For the sake of completeness, here (deep breath) is the full list of apps available now: Twitter, Facebook, LoveFilm, Skype, GoogleTalk, Accuweather, History Channel's This Day In History, BetFair Football, Picasa, GalleryOn.tv, USA Today, Google Maps, Giggly Theme Dictionary, Giggly Matching Cards, Phonics Game, Bunny's New Dance, Cro's New Book, Social TV, Vimeo, Just Find It, AceTrax, Yahoo, mySkin TV, LoveFilm, YouTube, Muzu.tv, WiseStar, and a bunch more games, namely Drop Duel, Texas Hold Em, Kurakku, QuizzMaster, Mahjong Fruits, Memory, Dracula's Coffin, Rockswap, Sudoku and Dibo's Story.
Of course, it's questionable how useful some of these apps are. But regardless of how sceptical you might be about the idea of Smart TVs in general, it does seem likely that at least the video-related apps will get regular use by many households, given that video viewing is what your telly is actually for.
With this in mind, it is no surprise that the all-important BBC iPlayer should also be up and running on the Smart Hub by the time the TV goes on sale.
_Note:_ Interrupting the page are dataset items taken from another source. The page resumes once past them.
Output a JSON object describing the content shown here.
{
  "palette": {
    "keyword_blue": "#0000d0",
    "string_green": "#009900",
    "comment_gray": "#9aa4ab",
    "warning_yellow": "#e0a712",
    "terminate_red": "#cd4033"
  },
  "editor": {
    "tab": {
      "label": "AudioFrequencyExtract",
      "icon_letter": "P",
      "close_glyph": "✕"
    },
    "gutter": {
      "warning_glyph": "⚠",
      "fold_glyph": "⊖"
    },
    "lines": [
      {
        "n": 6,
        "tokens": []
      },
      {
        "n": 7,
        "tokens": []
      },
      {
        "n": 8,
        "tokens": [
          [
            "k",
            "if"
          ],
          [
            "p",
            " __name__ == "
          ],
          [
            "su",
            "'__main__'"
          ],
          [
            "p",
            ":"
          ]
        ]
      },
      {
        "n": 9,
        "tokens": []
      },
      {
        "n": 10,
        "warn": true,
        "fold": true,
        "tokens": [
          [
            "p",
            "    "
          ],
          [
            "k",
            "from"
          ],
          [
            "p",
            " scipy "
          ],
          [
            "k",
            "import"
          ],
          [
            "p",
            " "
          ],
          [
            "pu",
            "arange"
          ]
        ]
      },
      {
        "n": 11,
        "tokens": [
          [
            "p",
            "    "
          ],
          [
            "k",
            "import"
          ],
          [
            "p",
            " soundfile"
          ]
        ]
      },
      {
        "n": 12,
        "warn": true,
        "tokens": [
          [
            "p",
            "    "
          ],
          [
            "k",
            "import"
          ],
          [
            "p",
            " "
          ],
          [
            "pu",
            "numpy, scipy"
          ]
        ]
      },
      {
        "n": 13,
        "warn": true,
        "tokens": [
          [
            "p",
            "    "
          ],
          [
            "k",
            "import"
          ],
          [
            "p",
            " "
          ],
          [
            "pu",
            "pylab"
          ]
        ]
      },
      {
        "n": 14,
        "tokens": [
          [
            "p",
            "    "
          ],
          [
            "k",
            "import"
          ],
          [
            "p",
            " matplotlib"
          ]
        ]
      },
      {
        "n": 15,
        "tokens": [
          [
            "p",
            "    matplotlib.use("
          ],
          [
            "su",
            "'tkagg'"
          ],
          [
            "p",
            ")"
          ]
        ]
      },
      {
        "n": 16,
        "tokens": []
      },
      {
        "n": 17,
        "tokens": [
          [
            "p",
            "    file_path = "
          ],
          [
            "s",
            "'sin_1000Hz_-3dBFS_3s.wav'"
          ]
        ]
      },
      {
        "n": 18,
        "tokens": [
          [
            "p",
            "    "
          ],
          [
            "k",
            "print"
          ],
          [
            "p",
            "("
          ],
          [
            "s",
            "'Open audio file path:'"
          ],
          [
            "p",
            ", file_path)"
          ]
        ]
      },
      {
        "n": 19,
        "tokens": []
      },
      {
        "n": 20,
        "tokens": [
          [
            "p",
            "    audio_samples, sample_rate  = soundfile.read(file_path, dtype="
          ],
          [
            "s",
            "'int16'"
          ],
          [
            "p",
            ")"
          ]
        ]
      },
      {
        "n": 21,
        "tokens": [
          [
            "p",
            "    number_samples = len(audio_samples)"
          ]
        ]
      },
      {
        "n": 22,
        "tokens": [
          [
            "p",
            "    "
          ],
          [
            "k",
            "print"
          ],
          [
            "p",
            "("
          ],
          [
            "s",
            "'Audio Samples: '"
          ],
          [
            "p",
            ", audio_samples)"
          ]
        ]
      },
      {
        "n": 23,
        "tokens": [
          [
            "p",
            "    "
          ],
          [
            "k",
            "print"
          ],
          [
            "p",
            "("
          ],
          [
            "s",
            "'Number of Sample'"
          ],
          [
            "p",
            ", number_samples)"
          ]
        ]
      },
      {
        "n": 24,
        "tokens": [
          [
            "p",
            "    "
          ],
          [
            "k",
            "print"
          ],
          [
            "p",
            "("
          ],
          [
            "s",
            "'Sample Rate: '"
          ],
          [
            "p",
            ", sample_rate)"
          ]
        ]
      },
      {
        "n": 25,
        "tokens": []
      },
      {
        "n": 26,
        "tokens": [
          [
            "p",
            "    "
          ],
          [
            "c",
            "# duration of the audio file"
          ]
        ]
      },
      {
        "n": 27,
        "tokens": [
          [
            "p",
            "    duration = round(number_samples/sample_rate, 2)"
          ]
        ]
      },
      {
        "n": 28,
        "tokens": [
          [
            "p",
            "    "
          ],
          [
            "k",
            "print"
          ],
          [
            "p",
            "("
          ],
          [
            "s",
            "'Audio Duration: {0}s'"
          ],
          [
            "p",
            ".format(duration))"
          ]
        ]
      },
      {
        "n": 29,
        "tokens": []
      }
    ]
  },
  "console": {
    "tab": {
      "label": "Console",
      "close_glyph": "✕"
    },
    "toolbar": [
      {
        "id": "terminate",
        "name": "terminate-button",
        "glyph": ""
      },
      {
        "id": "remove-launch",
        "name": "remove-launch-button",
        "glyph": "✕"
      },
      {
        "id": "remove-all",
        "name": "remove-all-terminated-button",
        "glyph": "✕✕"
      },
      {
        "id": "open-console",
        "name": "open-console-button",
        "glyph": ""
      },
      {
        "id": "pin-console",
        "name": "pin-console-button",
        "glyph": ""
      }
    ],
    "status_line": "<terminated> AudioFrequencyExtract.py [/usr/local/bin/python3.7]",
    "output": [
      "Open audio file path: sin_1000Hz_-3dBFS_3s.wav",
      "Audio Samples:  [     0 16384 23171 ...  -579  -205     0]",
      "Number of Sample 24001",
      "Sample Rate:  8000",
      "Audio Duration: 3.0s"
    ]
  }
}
Dragging ourselves away from the Smart Hub to investigate other features finds plenty of picture adjustments to get your teeth into. Picking out the most unusual or useful, there are separate backlight and brightness adjustments, a black tone booster, different settings for a dynamic contrast engine (including, thankfully, 'Off'), a shadow detail booster, gamma adjustment and white balance adjustment via red, blue and green offset and gain tweaks, plus many more, including a new feature that adjusts brightness based on the movement in the picture to reduce energy consumption.
Wrapping the 55D8000's key features up is a contrast ratio so wide Samsung reckons it can't be meaningfully measured, Samsung's 800CMR (Clear Motion Rate) processing and, of course, the 3D playback tools. These include an improved 2D to 3D conversion engine, options for changing the perspective and depth of the 3D image, a '3D Optimisation' mode with three settings and an auto-detect system that should switch the TV to the correct 3D mode automatically when, say, it spots incoming Sky 3D broadcasts. This auto-detect system didn't manage a 100 per cent success rate during this test, however.
Also potentially significant is the shift to a Bluetooth transmission system between the TV and the glasses to deliver a more stable connection and faster-reacting panels that should reduce problems with 3D crosstalk.